Powell was arrested and charged with second-degree murder in January 2012 – a year after the toddler’s death.     



An Associated Press investigation found that police and social workers had been aware of reports Aubrey was being mistreated while she was staying with Powell. Two months before Aubrey died, authorities removed a different child from Powell’s home because of unsafe conditions, but left Aubrey behind.

Two Swain County social service workers have been charged with falsifying records and indicted on obstruction of justice charges in Aubrey’s death.
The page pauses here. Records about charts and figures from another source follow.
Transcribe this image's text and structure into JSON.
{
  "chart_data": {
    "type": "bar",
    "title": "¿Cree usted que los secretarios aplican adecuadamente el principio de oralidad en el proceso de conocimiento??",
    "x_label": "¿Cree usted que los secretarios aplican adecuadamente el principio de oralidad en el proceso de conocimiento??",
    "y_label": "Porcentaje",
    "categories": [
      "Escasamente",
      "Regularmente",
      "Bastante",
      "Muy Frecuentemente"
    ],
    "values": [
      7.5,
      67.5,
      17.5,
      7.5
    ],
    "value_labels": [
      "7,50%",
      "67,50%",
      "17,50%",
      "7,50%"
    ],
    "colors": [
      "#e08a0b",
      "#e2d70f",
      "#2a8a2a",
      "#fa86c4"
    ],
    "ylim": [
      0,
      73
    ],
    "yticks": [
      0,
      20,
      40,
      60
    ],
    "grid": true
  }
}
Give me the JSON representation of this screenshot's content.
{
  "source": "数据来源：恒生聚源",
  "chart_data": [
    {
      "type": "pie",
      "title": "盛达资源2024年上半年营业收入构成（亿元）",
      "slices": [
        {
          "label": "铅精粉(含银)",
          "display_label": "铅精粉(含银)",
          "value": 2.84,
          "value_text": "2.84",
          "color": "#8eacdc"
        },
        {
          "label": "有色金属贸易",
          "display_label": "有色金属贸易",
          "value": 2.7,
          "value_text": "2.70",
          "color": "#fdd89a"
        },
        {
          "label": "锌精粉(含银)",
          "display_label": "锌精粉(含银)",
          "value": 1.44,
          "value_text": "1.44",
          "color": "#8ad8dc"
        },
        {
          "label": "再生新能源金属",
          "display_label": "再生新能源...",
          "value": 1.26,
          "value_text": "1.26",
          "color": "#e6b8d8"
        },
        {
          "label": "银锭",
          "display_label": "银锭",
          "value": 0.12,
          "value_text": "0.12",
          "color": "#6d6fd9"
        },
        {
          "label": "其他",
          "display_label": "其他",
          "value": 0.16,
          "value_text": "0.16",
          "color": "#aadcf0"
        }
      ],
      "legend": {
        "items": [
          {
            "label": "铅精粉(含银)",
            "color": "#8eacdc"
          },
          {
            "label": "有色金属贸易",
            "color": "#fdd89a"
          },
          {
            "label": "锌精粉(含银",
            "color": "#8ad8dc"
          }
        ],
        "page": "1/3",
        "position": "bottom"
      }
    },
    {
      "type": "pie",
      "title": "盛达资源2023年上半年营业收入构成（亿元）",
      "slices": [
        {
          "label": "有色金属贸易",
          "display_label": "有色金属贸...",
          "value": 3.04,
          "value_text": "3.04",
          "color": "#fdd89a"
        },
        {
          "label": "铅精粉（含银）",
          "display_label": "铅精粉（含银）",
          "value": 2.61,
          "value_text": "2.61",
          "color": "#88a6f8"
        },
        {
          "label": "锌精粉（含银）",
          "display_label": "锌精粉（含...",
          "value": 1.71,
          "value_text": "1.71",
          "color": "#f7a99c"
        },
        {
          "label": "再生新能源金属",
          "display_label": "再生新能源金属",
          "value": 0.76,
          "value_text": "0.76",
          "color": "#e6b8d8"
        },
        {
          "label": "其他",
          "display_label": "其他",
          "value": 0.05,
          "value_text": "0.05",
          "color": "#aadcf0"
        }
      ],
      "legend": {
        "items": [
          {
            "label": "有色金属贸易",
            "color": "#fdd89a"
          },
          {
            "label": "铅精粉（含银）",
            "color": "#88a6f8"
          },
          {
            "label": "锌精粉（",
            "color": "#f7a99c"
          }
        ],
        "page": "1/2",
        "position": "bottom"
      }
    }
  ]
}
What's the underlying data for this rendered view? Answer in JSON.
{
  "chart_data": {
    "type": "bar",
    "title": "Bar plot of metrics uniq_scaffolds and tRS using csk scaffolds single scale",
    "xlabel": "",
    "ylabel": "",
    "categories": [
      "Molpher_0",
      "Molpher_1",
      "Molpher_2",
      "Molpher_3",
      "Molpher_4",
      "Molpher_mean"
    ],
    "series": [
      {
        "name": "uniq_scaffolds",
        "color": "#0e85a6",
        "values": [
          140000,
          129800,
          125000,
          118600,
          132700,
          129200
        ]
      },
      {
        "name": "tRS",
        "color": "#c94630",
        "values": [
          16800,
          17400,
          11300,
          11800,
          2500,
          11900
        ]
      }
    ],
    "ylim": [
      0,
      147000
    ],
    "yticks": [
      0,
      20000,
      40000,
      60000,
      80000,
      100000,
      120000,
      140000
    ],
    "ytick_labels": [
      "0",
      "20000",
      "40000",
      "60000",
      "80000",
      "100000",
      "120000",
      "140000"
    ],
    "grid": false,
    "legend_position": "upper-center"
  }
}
They are accused of falsifying records to make it appear as though the department had done a thorough investigation into allegations that Aubrey was being abused.

Wijewickrama said he doesn’t want to do anything to obstruct the criminal cases pending Powell or the social workers.

“But evidence based on the warrants show that some employees have engaged in bad behavior,” he said. “And we want to find out how high up the food chain that goes.”

The case stunned the community. Aubrey’s family, including the girl’s mother, Jasmine Littlejohn, pushed for justice. They wondered why it took so long for someone to be charged.

Littlejohn had asked Powell to take care of Aubrey before she reported to jail in April 2010 to await trial in a marijuana trafficking case. She was in jail when her daughter died.

According to the lawsuit, Powell “willfully neglected and abused” Aubrey. On the day she died. Powell left the toddler in a car seat for 12 hours “during which time she was not cared for or monitored, was not fed, was not given proper hydration.”